O início de Ainda estou aqui tem um excesso de brilho. A família branca que mora de frente para o mar parece um tanto fora de tom dos debates da arte e do pensamento brasileiro contemporâneo. O Leblon é longe demais do centro que vem sendo, com muito empenho, reformulado em nosso país. Por que contar essa história? Por que estamos vendo a felicidade quase imperturbável dessa família?
É o olhar da filha e depois da mãe que anunciam o furo nessa realidade aparentemente calorosa e perfeita. São os seus olhares vigilantes que percebem o horror à espreita.

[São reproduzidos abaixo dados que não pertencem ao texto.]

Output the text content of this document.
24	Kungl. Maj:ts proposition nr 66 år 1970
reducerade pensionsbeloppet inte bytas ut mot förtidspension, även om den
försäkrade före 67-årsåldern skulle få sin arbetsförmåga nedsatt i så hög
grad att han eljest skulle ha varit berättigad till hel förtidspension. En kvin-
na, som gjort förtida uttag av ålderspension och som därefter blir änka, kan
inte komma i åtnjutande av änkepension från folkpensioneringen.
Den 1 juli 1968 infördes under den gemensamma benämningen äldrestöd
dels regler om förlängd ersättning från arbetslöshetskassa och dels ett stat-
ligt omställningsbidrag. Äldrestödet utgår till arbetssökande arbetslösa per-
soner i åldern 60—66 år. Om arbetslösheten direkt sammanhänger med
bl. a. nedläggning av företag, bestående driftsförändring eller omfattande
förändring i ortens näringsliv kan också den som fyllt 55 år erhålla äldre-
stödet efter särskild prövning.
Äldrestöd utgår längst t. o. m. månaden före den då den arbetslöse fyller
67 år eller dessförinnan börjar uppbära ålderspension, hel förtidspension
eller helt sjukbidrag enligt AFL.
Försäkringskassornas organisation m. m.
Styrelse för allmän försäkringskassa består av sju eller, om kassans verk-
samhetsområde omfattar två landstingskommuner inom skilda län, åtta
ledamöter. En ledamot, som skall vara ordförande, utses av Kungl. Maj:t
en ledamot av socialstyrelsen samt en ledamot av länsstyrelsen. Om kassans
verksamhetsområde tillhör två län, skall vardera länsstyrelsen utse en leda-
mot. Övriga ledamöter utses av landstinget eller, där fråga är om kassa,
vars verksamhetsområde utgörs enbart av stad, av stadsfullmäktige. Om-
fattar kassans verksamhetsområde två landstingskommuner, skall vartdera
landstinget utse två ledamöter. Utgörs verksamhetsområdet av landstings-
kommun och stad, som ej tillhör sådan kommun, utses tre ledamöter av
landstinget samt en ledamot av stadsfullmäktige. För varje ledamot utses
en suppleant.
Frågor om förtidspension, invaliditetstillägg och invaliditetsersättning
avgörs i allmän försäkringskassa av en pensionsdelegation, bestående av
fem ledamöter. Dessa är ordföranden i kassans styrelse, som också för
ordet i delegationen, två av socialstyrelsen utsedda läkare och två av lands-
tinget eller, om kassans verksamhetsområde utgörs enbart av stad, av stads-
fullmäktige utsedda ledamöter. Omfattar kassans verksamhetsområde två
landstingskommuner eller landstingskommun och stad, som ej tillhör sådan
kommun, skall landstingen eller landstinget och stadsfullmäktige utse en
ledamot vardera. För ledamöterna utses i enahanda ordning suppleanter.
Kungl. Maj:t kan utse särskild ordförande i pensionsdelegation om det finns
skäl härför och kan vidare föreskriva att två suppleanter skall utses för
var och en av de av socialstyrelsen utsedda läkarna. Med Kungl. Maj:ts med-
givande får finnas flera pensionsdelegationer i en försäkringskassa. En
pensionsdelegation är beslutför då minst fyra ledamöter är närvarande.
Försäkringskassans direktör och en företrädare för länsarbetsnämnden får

Esses olhares assim como o contraste entre luz e escuridão têm um efeito importante na narrativa do filme. A mulher que tem seu mergulho no mar interrompido pelo som dos aviões da aeronáutica. O frenesi da juventude interrompido quando entram em um túnel e dão de cara com os militares. Até que o terror se aproxima, toma a casa inteira. Janelas e portas fechadas. As cores e o calor perdidos dentro de uma solitária. E mesmo quando a luz volta, o brilho já não é o mesmo.
4.
Em 2017, quando cheguei na Daza, o filme da Carol já existia, mas era um material em processo. Ainda não se chama Fico te devendo uma carta sobre o Brasil1. O título assim como final em aberto, porque o filme ainda estava em montagem, e cada escolha transformava o sentido da história, uma história que, por sua vez, ao ser a história de uma família transformada pelo Brasil, também estava em processo.
No entanto, assim que cheguei assisti uma versão do documentário chamada Iramaya, nome da avó da Carol. Sentada na minha mesa de trabalho fui conduzida pela história dessa mulher, uma mãe de família, dona de casa, esposa de um coronel, que se envolve na militância contra a ditadura depois que seus dois filhos são presos pelos militares. A vida de Iramaya se transforma durante esse período histórico, para lutar pela vida dos filhos - que sobrevivem, são exilados e depois voltam ao Brasil-, ela se torna uma pessoa totalmente diferente, com um futuro que talvez fosse impensável até a ditadura furar a sua ordem familiar.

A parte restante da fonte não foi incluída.